The words cut deeper than Matt expected. He stared down at the perforated table, the metal hot from the mid-day sun. Lying to himself was all he seemed to do nowadays. Maybe Bailey didn't have secrets. Maybe he was lyin' to himself about that, too.

"That money you took from Ricco wasn't for you, was it?"

"What would I use it on?" Bailey said, that humorless laugh baring a sliver of white teeth. "My penthouse in Miami?"

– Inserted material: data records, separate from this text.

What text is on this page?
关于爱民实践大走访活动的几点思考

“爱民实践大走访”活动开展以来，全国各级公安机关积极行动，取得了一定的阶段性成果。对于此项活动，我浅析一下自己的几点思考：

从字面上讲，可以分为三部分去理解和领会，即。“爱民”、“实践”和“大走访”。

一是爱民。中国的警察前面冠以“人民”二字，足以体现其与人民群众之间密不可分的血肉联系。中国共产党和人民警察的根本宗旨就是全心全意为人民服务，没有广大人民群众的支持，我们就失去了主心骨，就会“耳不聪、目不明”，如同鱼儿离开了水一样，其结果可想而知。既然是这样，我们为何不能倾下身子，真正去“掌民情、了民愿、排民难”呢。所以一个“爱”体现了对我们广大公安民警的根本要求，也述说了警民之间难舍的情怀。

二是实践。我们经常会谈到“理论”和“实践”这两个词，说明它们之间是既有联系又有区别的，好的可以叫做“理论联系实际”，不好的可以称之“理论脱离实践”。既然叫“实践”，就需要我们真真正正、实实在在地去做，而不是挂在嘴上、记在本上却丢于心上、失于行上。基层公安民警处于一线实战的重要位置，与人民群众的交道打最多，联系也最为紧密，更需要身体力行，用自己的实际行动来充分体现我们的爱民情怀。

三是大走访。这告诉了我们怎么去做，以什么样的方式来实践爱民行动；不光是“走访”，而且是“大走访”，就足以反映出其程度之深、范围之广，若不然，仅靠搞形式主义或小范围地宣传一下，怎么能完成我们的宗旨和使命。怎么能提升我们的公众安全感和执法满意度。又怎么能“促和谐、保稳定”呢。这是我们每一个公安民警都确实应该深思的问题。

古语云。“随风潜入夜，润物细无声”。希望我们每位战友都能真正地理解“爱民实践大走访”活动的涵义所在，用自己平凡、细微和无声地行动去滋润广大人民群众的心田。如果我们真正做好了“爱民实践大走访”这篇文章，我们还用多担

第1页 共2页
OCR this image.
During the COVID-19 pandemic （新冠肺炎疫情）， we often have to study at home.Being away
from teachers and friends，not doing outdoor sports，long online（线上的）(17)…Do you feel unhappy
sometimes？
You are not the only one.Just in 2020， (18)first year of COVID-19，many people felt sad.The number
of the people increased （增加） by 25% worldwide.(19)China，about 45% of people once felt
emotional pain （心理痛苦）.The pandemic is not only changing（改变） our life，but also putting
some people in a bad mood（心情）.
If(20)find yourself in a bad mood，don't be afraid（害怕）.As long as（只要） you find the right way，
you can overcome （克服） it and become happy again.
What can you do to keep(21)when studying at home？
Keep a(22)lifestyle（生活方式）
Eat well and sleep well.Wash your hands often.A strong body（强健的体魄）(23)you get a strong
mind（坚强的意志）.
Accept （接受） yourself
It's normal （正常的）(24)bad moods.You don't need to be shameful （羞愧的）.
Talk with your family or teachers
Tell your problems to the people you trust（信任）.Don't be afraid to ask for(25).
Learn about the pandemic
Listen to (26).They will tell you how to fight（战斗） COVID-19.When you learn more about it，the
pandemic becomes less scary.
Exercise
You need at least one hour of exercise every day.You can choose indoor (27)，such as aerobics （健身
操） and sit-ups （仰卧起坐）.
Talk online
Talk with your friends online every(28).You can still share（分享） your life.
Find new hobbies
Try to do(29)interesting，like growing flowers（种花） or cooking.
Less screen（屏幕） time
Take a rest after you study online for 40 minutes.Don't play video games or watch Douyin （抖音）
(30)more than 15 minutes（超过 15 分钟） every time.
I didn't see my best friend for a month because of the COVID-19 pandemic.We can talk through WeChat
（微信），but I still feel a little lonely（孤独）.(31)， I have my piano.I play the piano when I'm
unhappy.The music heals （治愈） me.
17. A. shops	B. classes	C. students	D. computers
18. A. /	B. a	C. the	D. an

"Why'd you take it to St. Terrance?"

"Was where I stayed after my mom died. Only place where it didn't feel like someone was out to get me. Rent prices increased, they were going to have to close the house. All those kids would have gone to fucked foster families like I did." When he finished, Bailey leaned back in his seat, slick black eyes narrowing on Matt. "I don't like you, Cowboy. Do you know why?"

"Because I'm an acquired taste?" asked Matt.

"Because you ask me questions I don't want to answer. And for some fucking reason, I can't help myself." Even in the light of day, his dark eyes bit into Matt. Binary stars, galaxies out of his reach. "I loved Danny and he left me fucked and beaten. Even after he died, when Ricco handed me a shovel and made me dig his grave with a broken rib, I blamed him for how it hurt. It felt like my chest was being torn open from the inside. Danny died and the piece of shit took me with him. So for the love of God, Cowboy...stop asking me questions I don't want to answer. Because I will. Understand?"

Matt didn't know what to say. He opened his mouth to apologize, but his words choked halfway out. He swallowed any remnants of them down and nodded instead.

"Good. Let's get this over with," Bailey said, shoving himself up from the bench and making his way back toward the Wrangler. He walked with his arms crossed over his chest, and though it was discreet, Matt caught the way his hand cupped his side beneath his bare, folded arm. Cradling his ribs like he could still feel the broken bone.


an; again i'm sorry for the wait/quality of these last 2 chapters. these past two weeks have been terrible and I'm just trying to survive right now.